Minister of Foreign Affairs Chrystia Freeland made the same argument in a CNN appearance, saying “do you really think Canada … represents a national security threat to you?”
Trudeau was apparently arguing Canada’s loyalty directly to the U.S. president when Trump fired back about the Burning of Washington.
In August of 1814, the U.S. federal capital was indeed invaded and burned by troops based in what is now Canada.
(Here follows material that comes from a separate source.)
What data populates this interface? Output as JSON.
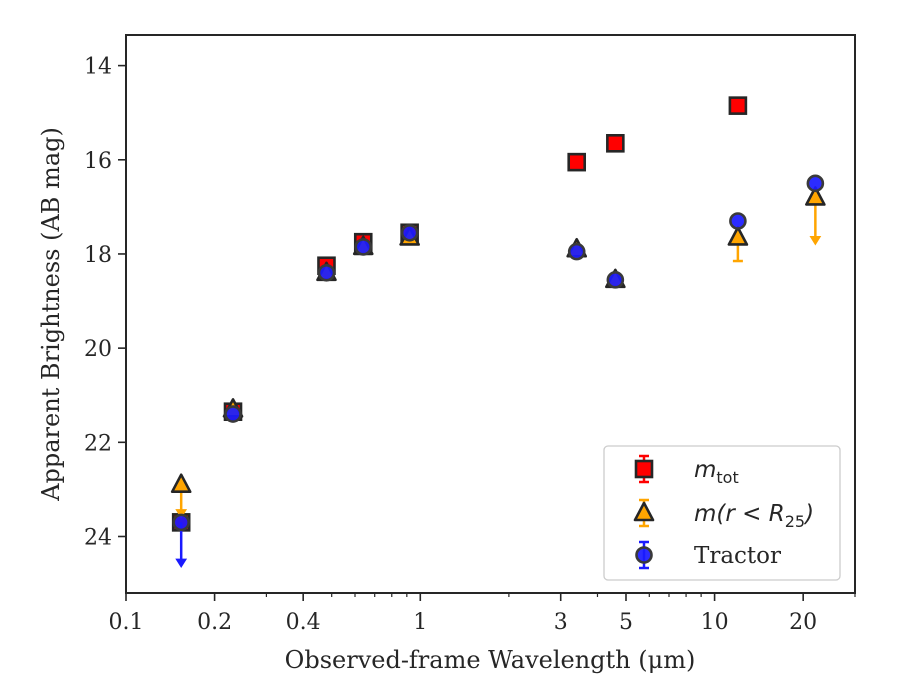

Facing little to no resistance, the soldiers destroyed both the U.S. Capitol and the presidential mansion in one day of looting and destruction.
The current-day White House, from which Trump was likely taking Trudeau’s call, had to be mostly rebuilt as a result of the fire.
However, the soldiers who sacked Washington were all British.
Granted, at the time Canada was still a British colony and any resident there would have been considered British.
However, the soldiers who burned down Washington were all expeditionary troops sent direct from Great Britain, unlike the local militias and Indigenous warriors who had done much of the fighting during earlier U.S. attempts to invade what is now Ontario.
And, of course, the nation of Canada that Trudeau represents would not officially come into being until 53 years after the events of that war.
Nevertheless, the War of 1812 remains the last full-scale conflict that pitted Canadian against American, and it remains a point of contention between both countries. Notably, the citizenship guide for both the United States and Canada each claims that their country won the war.
In retaliation for the U.S. tariffs, Canada has proposed a $16.6-billion tariff package on common Canadian imports from the United States, including beer kegs, appliances and decorative candles.